Terminé les clandestins, les migrants, les réfugiés, voici les déracinés!(NDLR) Alors que l’Europe fait face à l’une de ses pires crises migratoires, les 71 Syriens morts asphyxiés dans un camion abandonné sur une autoroute d’Autriche rappellent le destin tragique des nombreux immigrés qui traversent la mer en quête d’une nouvelle vie. Mediterranea, premier long-métrage de Jonas Carpignano sorti mercredi 26 août, s’intéresse aussi au sort de ses déracinés.
Présenté à la Semaine de la Critique lors du dernier festival de Cannes, le film avait accroché l’œil, par son format, un réalisme proche du documentaire, et son histoire, celle de deux burkinabais quittant leur pays pour rejoindre le Sud de l’Italie. Plus que le périple, c’est leur adaptation à ce nouvel environnement qui s’avère difficile.
“Cela fait cinq années que je vis maintenant avec les immigrés qui débarquent dans le sud de l’Italie”, raconte le réalisateur interrogé par Le HuffPost. “Ici, l’immigration n’est pas une actualité ponctuellement à la Une des journaux mais la réalité du quotidien. Sur Sky TG24 (équivalent local de BFM TV), il se passe tous les jours quelque chose liés aux migrants.”
Mediterranea a été tourné à Rosarno, en Calabre, lieu des premières émeutes d’immigrés en 2010. Jonas Carpignano décrit sa rencontre avec Koudous Seihon qui joue “presque son propre rôle”, celui d’Ayiva, le personnage principal.
“C’était l’anniversaire des émeutes et je voulais faire mon casting dans la rue. Il y avait une grand marche organisée pour soutenir les immigrés et il est apparu avec un mégaphone. Il était charismatique, commandait la marche, parlait cinq langues différentes et sortait du lot. Son énergie était captivante. Cette force lui a servi à l’écran.”

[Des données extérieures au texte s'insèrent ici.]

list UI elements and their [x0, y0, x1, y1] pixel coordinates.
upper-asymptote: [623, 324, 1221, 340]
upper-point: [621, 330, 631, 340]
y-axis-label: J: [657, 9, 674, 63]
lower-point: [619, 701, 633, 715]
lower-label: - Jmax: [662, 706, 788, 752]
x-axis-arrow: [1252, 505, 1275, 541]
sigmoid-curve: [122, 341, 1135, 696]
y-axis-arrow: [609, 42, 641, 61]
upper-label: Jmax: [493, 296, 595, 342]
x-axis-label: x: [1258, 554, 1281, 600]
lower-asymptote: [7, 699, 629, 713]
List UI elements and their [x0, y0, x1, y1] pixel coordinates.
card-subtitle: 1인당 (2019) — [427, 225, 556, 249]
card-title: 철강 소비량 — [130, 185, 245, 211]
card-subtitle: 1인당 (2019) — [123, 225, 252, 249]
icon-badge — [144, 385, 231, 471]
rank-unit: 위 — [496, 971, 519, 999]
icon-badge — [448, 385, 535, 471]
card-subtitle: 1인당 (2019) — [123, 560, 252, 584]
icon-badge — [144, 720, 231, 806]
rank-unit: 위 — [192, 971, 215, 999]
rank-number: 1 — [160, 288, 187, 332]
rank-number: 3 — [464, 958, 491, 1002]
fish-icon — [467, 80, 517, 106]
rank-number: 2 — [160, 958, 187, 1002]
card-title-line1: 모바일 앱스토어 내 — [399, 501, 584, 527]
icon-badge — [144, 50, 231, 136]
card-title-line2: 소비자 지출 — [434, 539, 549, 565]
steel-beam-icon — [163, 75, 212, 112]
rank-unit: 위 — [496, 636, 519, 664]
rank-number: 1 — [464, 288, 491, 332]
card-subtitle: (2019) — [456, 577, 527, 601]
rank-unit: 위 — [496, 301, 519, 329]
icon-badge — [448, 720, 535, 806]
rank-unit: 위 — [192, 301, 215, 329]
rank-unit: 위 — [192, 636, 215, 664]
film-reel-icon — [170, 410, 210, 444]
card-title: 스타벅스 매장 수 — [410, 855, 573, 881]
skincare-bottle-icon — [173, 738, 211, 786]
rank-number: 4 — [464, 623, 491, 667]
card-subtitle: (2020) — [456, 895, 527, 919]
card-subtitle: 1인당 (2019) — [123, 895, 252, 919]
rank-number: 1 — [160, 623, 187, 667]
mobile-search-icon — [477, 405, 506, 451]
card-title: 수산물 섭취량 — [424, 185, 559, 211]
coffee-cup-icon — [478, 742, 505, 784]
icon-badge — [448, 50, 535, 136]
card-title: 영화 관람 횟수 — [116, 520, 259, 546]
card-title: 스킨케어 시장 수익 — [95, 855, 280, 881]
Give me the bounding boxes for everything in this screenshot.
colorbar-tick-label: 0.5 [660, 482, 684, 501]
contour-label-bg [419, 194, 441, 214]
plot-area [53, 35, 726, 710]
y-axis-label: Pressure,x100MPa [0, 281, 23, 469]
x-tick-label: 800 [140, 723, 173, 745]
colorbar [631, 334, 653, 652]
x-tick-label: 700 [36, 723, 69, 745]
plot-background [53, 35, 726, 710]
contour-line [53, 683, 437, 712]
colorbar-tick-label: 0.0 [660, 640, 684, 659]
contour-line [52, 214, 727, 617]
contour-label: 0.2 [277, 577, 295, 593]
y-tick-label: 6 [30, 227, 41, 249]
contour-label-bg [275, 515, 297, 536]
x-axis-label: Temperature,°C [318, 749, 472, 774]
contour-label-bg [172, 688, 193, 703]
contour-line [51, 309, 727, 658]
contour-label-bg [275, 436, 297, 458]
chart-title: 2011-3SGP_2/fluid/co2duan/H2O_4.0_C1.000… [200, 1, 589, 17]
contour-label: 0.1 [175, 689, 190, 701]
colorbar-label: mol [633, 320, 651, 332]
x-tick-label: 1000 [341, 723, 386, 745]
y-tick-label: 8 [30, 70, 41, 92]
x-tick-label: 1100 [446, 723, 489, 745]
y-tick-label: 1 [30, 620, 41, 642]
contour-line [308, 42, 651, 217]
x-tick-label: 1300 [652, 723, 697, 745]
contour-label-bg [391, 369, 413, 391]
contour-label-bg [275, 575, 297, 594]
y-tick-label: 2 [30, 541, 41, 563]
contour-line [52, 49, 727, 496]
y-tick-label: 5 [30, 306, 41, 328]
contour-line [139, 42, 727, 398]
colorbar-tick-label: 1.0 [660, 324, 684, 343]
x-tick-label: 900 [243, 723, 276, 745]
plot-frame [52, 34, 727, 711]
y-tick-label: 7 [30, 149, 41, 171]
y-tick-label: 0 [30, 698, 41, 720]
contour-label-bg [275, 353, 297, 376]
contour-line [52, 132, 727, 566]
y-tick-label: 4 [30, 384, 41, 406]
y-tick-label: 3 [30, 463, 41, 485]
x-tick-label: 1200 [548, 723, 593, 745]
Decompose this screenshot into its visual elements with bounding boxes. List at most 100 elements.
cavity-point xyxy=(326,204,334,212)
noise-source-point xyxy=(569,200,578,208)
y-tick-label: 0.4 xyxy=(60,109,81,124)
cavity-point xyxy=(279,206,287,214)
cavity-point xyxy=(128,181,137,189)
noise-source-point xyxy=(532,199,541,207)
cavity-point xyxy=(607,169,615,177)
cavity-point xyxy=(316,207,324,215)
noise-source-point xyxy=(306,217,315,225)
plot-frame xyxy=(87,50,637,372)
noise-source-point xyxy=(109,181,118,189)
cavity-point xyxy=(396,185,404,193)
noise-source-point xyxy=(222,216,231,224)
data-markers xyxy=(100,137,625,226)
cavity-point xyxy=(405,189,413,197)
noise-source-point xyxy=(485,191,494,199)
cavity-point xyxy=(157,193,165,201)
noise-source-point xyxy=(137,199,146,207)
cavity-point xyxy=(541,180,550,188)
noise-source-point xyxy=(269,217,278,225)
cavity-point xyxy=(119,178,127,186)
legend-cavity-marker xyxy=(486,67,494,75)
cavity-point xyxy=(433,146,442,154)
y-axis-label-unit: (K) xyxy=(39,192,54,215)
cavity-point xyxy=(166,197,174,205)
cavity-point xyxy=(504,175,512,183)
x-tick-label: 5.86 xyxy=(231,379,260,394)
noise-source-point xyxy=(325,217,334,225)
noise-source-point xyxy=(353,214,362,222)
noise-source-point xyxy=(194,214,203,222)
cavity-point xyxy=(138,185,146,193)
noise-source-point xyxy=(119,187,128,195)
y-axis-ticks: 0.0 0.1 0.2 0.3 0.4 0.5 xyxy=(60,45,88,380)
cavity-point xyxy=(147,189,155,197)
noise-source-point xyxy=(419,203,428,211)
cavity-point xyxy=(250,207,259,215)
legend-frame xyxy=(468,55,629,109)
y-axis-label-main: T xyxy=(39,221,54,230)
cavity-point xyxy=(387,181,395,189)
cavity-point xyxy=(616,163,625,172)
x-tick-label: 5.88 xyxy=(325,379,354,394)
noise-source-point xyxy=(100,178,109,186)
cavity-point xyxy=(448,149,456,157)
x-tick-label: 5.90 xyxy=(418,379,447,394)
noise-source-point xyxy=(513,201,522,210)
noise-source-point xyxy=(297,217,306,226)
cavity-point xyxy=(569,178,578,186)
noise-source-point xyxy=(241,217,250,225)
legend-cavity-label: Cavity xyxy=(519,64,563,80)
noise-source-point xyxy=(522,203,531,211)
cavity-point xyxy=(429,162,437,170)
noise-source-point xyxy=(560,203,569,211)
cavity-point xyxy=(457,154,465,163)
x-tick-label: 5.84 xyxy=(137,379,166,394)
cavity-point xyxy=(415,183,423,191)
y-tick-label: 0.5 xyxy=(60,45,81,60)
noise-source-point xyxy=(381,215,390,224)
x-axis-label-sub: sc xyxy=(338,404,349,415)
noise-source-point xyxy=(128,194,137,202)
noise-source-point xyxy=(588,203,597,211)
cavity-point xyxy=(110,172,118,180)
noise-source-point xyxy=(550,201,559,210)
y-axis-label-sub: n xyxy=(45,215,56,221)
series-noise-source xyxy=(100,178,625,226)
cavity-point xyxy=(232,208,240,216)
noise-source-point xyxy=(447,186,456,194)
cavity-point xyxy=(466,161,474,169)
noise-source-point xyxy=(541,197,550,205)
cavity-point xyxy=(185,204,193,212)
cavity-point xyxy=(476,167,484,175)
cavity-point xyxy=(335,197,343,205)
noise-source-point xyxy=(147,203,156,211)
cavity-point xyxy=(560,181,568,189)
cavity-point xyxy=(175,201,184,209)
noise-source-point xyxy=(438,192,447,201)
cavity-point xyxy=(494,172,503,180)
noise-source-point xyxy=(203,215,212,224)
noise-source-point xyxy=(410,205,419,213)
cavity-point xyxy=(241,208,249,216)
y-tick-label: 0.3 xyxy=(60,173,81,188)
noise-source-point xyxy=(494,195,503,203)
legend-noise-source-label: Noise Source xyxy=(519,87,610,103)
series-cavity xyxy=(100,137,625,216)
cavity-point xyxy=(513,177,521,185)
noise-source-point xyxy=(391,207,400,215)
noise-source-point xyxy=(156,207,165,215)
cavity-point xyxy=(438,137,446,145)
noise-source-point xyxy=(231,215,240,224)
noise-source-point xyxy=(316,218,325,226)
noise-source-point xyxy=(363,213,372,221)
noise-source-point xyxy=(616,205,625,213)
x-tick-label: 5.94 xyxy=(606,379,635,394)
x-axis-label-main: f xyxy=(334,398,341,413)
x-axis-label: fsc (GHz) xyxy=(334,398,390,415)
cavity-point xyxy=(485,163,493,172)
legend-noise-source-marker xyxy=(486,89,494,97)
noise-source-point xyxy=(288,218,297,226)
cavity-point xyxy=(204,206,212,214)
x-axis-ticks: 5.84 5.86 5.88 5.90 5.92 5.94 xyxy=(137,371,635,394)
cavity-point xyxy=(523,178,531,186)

Mediterranea s’attarde sur l’accueil réservé à ces réfugiés par la communauté locale. Une hostilité dont a été témoin Carpignano. “C’est une violence qui est déclenchée par la peur et l’incompréhension. ‘Vous êtes dans mon pays et vous me piquez le peu de ressources que j’ai’. Une réaction qui résulte aussi du changement massif qui a eu lieu dans ces petites villes.”
“C’est un phénomène encore jeune”, poursuit le jeune cinéaste italo-américain. “Sur le plan de la perception, il y a des choses qui changent. Dans le film, il y a une scène où des gamins attaquent les migrants. Ce sont les mêmes individus qui m’ont agressés moi et Koudous il y a quelques années. Sauf qu’à force de connaître Koudous, de fréquenter les mêmes cafés, ils ont fini par le considérer comme un être humain et une personnes. Ils sont même devenus amis.”